A campus election at a top Hong Kong university degenerated into an acrimonious campaign against mainland Chinese candidates, highlighting simmering tensions two months after pro-democracy protests led by local students paralyzed parts of the territory.
Mainland students say they have always felt a distance from their local peers, but recent events in the Chinese-controlled territory have fueled a burgeoning Hong Kong identity among many younger residents, alongside frustration and anger at Beijing.
“To brainwashed Commie-loving Mainlanders, we despise you,” a flyer posted on the University of Hong Kong’s (HKU) “Democracy Wall” said, underscoring the sharpening divide.

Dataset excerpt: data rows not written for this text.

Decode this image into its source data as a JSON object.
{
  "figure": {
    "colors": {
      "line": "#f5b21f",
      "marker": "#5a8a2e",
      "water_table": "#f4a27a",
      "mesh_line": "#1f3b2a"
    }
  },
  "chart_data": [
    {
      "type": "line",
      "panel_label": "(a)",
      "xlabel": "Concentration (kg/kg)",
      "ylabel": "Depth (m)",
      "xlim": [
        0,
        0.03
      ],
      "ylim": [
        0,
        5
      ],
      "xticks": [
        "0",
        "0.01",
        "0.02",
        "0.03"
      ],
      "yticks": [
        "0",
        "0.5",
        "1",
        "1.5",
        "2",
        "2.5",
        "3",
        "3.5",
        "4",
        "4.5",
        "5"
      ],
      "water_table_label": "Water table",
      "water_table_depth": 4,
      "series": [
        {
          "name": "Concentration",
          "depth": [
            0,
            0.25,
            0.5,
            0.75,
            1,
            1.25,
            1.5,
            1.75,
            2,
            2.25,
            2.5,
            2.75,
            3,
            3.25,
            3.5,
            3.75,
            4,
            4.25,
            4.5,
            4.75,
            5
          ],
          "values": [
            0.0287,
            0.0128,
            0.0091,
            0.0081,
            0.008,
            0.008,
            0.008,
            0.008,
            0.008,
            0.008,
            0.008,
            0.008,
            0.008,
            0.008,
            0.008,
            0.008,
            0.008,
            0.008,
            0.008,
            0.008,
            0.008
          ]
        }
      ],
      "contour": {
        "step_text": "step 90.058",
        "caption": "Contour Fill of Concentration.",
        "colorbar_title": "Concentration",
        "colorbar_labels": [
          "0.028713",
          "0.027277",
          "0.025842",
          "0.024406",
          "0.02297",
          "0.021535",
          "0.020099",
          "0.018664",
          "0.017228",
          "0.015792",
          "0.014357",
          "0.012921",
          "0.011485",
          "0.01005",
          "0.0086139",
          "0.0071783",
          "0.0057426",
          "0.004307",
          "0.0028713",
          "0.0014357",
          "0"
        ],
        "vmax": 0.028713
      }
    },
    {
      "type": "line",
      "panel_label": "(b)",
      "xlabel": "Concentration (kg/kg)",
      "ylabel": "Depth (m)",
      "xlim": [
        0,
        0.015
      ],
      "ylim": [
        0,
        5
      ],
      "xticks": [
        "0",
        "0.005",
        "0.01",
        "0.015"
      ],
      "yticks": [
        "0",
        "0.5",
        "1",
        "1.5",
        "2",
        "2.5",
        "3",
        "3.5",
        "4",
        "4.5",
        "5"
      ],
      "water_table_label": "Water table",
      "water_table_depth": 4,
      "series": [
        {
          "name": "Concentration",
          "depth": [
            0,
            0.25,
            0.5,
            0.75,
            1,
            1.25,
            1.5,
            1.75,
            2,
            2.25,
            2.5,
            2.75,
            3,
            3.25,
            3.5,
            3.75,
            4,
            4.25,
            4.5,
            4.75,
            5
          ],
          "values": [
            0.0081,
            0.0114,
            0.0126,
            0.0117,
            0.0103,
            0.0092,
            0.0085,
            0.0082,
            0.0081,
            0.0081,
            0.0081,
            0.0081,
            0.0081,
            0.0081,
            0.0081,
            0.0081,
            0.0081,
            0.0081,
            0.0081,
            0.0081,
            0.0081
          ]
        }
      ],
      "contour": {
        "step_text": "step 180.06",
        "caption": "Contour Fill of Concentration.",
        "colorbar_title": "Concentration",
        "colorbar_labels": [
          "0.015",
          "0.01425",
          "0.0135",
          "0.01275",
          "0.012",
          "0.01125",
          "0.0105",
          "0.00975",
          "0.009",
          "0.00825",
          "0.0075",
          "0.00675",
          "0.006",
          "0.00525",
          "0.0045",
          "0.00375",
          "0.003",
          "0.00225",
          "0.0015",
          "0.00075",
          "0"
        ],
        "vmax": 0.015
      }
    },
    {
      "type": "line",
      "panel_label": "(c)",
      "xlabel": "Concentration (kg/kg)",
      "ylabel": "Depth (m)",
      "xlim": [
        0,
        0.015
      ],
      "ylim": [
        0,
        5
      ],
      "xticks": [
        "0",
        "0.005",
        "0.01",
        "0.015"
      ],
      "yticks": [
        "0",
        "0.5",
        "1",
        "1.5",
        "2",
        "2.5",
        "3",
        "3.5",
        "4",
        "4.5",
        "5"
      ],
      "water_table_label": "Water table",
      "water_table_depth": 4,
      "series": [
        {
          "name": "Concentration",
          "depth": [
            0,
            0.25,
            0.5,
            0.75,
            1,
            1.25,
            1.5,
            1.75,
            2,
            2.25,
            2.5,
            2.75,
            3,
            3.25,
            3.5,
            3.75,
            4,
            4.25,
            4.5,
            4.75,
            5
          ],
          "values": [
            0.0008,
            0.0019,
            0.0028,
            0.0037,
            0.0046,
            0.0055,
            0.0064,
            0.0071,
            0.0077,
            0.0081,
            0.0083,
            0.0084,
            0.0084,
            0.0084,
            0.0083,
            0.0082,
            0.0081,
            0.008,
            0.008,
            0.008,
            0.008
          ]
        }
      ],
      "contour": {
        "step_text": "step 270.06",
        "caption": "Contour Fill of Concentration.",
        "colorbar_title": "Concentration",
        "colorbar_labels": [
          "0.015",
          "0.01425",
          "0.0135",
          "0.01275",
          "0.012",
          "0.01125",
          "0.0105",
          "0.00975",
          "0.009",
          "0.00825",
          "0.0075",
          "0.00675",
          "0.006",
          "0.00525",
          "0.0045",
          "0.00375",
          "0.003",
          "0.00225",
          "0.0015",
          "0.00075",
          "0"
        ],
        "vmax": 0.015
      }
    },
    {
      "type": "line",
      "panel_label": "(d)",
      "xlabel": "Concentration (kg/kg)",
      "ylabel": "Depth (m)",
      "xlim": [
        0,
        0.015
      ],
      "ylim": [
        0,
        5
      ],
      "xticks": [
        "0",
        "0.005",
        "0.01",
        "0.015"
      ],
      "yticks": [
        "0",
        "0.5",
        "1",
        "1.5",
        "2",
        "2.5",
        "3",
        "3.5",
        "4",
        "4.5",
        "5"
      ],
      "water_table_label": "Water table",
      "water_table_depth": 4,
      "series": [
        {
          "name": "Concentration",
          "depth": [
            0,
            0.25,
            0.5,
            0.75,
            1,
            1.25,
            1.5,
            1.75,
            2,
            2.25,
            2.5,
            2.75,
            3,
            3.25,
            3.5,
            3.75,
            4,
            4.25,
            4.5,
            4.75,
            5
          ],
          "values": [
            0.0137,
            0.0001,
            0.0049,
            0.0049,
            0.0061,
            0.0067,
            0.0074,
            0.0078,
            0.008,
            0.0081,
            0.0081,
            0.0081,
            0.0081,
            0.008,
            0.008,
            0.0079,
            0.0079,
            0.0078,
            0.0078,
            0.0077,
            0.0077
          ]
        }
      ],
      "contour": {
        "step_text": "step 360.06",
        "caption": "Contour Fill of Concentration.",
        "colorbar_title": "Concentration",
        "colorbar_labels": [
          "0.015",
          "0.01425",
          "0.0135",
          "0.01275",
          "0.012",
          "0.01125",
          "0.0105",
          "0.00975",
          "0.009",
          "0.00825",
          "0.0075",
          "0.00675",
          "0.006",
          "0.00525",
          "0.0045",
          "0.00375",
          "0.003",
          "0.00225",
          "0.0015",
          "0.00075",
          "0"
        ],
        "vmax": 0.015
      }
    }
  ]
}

The flyer has since been removed.
The so-called “Umbrella movement” protests late last year, calling for full democracy in Hong Kong, posed the greatest challenge to China’s authority since the crushing of a pro-democracy movement in Beijing in 1989.
The Chinese Communist Party’s (CCP) People’s Daily said this week that life for mainland students in Hong Kong was “getting tougher,” and the roughly 150,000 young people it estimates live in the territory were “being treated unfairly as collateral targets.”
Divisions at HKU bubbled to the surface when a young woman running for the student union was accused of being a Beijing spy and subjected to online abuse after a campus television report highlighted her Communist Party Youth League membership.
A pro-Beijing newspaper leapt to her defense, warning against what it described as a dangerous “McCarthyite trend” in the former British colony.
Millions of Chinese schoolchildren are members of the party’s Youth League and Young Pioneers.
When another student in the same election confirmed that his grandfather had been a CCP member, bright red fliers merging an image of his face with that of former Chinese leader Mao Zedong (毛澤東) were plastered across his campaign posters.
Despite the accompanying warning to students to “Beware of the Communists, be careful when you vote,” his Cabinet, as groups of students running on the same ticket are called, ultimately won.
“At the time of an election, sometimes things get a little bit polarized,” HKU Dean of Student Affairs Albert Chau (周偉立) said. “In the past even in campaigns between two local Cabinets there were remarks made about political affiliation, political association which I don’t think were very healthy.”
Chau said isolated incidents should not seen as a sign of growing tension between mainland Chinese and locals.